Silah

25 4 3
                                    


Senin almaya cesaret edemediğin riskleri alanlar,
Senin yaşamak istediğin hayatı yaşarlar...

Ölmek istemiyorum ama böyle yaşamak da istemiyorum...

Kızarmış gözlerimle yanımda oturan Barlasa baktım. Keşke bayıltmak yerine direkt öldürseydim.

"Napıcaksın bana?" diye sordum hıçkırarak.

"Bak Zeynep seninle anlaşabiliriz." dedi gözlerini yoldan ayırmadan.

"Eğer sizden biri olmamı teklif edeceksen hayır." dedim

"Teklif etmiyorum...Olacaksın diyorum." dedi

"Hadi ya nasıl olacakmış o?" dedim alayla sırıtarak.

"İstersem şuan o ilacı sana zorla enjekte ederim biliyorsun değil mi?

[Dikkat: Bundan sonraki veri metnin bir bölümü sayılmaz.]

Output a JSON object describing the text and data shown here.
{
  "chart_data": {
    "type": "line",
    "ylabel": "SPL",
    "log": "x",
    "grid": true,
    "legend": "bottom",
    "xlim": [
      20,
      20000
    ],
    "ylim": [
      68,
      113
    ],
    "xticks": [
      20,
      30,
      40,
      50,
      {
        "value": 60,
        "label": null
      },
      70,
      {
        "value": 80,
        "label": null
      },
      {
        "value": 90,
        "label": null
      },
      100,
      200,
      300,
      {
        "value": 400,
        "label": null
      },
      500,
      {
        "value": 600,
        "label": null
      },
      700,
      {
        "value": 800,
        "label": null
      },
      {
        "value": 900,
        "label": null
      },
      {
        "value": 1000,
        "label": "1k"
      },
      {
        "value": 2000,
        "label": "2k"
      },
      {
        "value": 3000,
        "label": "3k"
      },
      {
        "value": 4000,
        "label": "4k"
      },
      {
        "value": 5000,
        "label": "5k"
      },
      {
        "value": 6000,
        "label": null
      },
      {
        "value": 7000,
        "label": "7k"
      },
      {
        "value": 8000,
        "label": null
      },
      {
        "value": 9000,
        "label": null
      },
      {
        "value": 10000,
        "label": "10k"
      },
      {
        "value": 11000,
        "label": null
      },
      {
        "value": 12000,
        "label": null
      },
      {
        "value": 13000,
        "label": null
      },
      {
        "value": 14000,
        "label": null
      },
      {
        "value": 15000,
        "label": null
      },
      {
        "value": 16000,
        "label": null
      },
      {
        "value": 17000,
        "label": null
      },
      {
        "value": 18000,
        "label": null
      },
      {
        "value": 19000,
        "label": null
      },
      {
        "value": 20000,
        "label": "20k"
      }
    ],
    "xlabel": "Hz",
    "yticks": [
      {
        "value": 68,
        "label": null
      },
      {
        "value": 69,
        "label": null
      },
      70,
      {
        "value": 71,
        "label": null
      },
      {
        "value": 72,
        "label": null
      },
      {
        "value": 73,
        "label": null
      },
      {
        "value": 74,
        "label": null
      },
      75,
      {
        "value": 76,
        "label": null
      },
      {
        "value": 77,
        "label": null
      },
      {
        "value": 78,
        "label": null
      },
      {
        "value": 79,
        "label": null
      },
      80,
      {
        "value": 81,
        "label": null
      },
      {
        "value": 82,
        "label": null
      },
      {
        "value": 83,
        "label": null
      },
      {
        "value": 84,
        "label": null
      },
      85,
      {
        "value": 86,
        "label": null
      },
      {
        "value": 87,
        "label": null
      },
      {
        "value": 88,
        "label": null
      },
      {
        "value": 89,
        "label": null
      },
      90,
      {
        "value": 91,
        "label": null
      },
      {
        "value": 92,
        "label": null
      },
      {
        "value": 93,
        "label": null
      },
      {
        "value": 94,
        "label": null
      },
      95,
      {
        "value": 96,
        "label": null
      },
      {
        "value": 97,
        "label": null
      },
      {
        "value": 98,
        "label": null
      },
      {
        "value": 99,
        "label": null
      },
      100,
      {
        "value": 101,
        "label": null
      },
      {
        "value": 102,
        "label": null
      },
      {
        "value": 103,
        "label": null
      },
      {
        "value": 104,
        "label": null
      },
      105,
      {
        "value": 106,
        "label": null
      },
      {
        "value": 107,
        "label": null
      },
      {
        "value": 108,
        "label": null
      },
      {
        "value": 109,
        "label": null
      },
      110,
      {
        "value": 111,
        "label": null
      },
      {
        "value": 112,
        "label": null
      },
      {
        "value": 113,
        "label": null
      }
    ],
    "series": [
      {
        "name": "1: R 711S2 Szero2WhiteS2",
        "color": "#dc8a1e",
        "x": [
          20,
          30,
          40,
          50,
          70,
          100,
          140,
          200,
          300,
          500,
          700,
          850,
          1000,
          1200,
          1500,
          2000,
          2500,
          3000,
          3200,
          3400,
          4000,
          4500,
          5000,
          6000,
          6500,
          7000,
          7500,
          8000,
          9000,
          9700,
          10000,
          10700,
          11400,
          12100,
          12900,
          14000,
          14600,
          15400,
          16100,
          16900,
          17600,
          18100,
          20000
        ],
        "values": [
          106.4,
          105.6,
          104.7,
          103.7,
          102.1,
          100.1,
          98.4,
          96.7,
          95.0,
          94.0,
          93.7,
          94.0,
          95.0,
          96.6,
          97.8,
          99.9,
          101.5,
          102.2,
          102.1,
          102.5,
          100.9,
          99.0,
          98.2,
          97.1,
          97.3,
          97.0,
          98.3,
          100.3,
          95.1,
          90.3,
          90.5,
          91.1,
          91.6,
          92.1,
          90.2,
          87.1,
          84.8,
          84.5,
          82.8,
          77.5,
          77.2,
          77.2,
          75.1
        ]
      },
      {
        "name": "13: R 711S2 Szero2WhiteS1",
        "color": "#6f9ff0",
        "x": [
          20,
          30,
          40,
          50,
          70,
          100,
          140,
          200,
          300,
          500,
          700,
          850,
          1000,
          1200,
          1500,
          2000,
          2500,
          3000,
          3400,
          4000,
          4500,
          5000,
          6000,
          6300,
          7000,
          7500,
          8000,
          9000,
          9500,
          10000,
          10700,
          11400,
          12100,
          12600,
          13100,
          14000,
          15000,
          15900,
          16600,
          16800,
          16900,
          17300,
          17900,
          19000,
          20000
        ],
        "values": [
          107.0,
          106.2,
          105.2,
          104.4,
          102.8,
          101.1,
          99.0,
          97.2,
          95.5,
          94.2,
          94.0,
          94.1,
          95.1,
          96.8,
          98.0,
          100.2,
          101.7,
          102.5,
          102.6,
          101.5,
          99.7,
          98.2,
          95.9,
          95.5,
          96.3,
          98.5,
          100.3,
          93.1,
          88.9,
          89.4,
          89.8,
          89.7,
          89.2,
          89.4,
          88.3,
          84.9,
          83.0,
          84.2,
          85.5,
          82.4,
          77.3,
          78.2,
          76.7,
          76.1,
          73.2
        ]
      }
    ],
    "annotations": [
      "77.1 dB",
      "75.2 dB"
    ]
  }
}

Ama ben anlaşmaya çalışıyorum...eğer babam herşeyi bildiğini öğrenirse yaşatmaz seni...Ama bak seninle insan gibi konuşup anlaşmaya çalışıyorum. İstersen o ilacı yapmayızda. Tabi bize çalıştığın sürece." dedi

"Niye öldürmüyorsun beni. Niye benden kurtulmak yerine benimle uğraşıyorsun?" dedim

"Önemli olan bu mu?" dedi

"Evet. O adamı öldürdünüz. Salonda herkes uyurken o hatırlıyor diye onu öldürmüştünüz. Peki benim neden yaşamama izin veriyorsun?" diye sordum

"Ölmeni istemiyorum." dedi

Bir şey diyemedim. Öylece kaldım. Ölmemi istemiyordu. Peki neden? Beni o odaya kapattığında o zamanda bu soruyu sormuştum. O zamanda zeki biri olduğumu ve işlerine yarayacağımı söylemişti...o yüzdendi belli ki. Ama anlamıyor bir türlü. Asla onlara yardım etmeyeceğimi anlamıyor.

Araba kendiliğinden dururken şaşkınlıkla etrafıma bakındım. İyide daha gelmemiştik ki o binaya? Neden durduk?

"Neden durduk?" dedim camdan karanlık yola bakarken.

"Benzin bitti...Yolun geri kalanını yürüyeceğiz. Zaten en fazla 15 dakikalık bir yol kaldı." dedi

Kolumdan sıkıca tutmuş beni çekiştiriyordu. Aptal sanki burada nereye kaçabilirim...Toprak yolda binaya doğru yürüdüğümüz sırada dikakatimi bir şey çekti...Toprak yol az ileride ikiye ayrılıyordu. Biri binaya gidiyorsa diğeri de başka yere gidiyordu o zaman. Belki orada birileri bana yardım ederdi.

"Kolumu acıtıyorsun." dedim kolumu tutan elini işaret ederek.

"Ne kadar huysuz bir kızsın. Bıktırdın ya." demesiyle gözlerimi devirdim.

"Bıraksana o zaman. Sende kurtul bende." dedim. Cevap vermemişti.

Elini biraz gevşettiğinde. Hiç beklemediği bir anda kolumu elinden çektim... Diğer yolda koşmaya başlarken o da peşimden koşuyordu.

"Zeynep dur! Bak yakalarsam hiç iyi şeyler olmayacak!" diye bağırıyordu.

Aramızda en fazla 5-6 adım vardı. Ve gittikçe yaklaşıyordu. İleride gördüğüm küçük kulübeyle daha hızlı koşmaya başladım. Kulübenin kapısına gelip kapıyı yumruklamaya başladım. Nefes nefese kalmıştım. Dizlerim öyle bir titriyordu ki her an olduğum yere yığılabilirdim.